David Lose provides his own interpretation of the Gospel this week:
"Central to this parable is the vulnerability of the characters and, even more, Jesus’ response to that vulnerability. Consider for a moment how simultaneously different and similar are the three characters involved in this scene. First the difference. Jairus, a leader in the local Synagogue who by gender, position, and status enjoys a comfortable, if not also enviable, level of power and prestige. An unnamed woman afflicted for more than a decade with an illness that has not only been painful and potentially debilitating but also has more than likely moved her to the fringes of her community (see Num. 5:2-4). Finally, a young girl, sick unto death, who has no rights, no power, little life remaining, and no say in what will happen to her.
"Three very different persons from different stations in life, yet all united in an extreme vulnerability. Jairus reduced to the painful impotence every parent feels when a beloved child is ill, such that he will throw himself into the posture of worship/begging to induce Jesus to help him. The woman pushed to brave the crowd and its potential hostility in the hope of only touching the healer passing through her town. A little girl wasting away with only hopes and prayers to surround her. Utterly different in station, utterly the same in condition.

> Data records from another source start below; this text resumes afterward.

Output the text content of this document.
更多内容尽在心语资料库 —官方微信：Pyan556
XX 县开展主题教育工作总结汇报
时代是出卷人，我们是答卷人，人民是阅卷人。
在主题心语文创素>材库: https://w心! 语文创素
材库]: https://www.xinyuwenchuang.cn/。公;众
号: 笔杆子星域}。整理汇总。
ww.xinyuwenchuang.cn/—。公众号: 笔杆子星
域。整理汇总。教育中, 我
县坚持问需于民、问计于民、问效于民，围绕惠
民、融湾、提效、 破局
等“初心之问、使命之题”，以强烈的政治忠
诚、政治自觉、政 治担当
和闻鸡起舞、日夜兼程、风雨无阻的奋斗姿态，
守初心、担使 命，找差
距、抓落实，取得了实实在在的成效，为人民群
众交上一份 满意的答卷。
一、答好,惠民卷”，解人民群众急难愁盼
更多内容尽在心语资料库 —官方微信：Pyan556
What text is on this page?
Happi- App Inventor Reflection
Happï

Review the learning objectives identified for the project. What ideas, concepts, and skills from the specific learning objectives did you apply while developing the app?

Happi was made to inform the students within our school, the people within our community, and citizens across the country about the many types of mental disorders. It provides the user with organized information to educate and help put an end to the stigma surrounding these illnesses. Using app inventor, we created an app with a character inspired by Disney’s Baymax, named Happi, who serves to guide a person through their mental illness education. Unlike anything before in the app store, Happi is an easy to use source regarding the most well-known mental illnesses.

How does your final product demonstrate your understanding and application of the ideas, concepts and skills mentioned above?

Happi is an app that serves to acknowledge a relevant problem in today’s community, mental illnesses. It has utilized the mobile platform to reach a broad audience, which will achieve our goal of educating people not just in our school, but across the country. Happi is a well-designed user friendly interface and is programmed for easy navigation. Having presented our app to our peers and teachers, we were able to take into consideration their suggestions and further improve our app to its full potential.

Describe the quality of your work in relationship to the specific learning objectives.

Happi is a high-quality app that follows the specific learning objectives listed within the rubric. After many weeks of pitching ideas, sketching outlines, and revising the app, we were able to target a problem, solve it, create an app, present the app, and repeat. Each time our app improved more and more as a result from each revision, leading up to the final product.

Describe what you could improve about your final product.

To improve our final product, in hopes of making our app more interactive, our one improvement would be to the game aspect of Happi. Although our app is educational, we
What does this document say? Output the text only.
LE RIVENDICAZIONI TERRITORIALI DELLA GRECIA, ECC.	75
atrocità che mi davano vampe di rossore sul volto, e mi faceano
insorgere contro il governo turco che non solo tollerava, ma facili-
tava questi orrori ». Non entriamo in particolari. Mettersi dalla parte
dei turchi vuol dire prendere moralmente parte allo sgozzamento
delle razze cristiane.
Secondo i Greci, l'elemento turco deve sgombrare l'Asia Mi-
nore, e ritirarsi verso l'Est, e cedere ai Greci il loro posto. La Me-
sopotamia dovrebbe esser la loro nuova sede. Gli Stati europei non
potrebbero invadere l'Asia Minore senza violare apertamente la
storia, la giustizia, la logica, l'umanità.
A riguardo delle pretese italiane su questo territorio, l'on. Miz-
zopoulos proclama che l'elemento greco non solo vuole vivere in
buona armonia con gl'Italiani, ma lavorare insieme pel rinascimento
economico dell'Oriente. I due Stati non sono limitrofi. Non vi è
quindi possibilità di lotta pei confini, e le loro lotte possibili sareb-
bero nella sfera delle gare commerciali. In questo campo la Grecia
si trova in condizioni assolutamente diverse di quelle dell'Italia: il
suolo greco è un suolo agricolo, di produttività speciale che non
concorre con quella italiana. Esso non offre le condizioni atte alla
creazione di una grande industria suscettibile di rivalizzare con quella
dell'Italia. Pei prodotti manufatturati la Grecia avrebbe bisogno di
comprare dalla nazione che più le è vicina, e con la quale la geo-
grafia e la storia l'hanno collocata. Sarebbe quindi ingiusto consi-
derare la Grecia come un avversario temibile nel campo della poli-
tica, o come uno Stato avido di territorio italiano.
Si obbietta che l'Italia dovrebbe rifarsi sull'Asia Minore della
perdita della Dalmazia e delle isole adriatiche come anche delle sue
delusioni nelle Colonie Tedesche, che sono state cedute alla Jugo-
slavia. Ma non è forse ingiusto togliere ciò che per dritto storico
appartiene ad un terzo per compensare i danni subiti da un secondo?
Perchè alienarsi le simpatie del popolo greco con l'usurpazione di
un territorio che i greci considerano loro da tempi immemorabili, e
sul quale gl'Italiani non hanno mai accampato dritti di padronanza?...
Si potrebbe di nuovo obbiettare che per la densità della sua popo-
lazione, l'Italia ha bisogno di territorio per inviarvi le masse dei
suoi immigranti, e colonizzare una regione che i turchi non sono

"And Jesus responds to each of them with compassion, naming both the unnamed woman and the little girl “daughter,” calming the fears of both the woman on the fringe of society and the man who leads his synagogue with words of peace and courage, healing and restoring the girl to life and to her father and the woman to health and to her community.
"Perhaps we’ve become so accustomed to Jesus’ compassionate response that it doesn’t make much of an impression on us, but just now, at this place in Mark’s Gospel and at this point in our national history, I think it’s worth noting that the very consistency, even predictability of this scene is what makes it so extraordinary
"Jesus responds to the vulnerability of these three different characters, restoring them to health, life, and wholeness… because he always responds to vulnerability, offering health, life, and wholeness to those in greatest need of them. He has just crossed once again the border between two opposing lands and contrasting, even hostile, cultures. His mission in both territories is the same – to seek out, heal, and restore those who are most vulnerable, a man possessed by demons on one side of the border and these three different yet identical characters in need on the other. And that has been the consistent, if not relentless, pattern of Mark’s story about Jesus: he everywhere and always notices, cares for, and responds to those who are most vulnerable.
"In today’s reading, I was struck by the emphasis on touch. Jairus begs Jesus simply to lay his hands on his daughter, the woman wants simply to touch Jesus (and Jesus notices that he is touched because of the nearly reflexive discharge of healing power in response to that touch), and Jesus doesn’t simply lay his hands on the young girl in healing (as her father asked), but takes her by hand and lifts her to life. And so Jesus doesn’t simply respond to those in need theoretically or at a distance, but touches them, connects with them, and joins himself to them through his compassionate embrace.
"Again, notice both the reflexive outpouring of power in response to the woman’s need, but also the disciples’ confusion: “Lots of people are touching you, Teacher, why ask which one?” Yet Jesus knows that amid the commotion one person in particular is in need, one person required his power, one person needed restoration.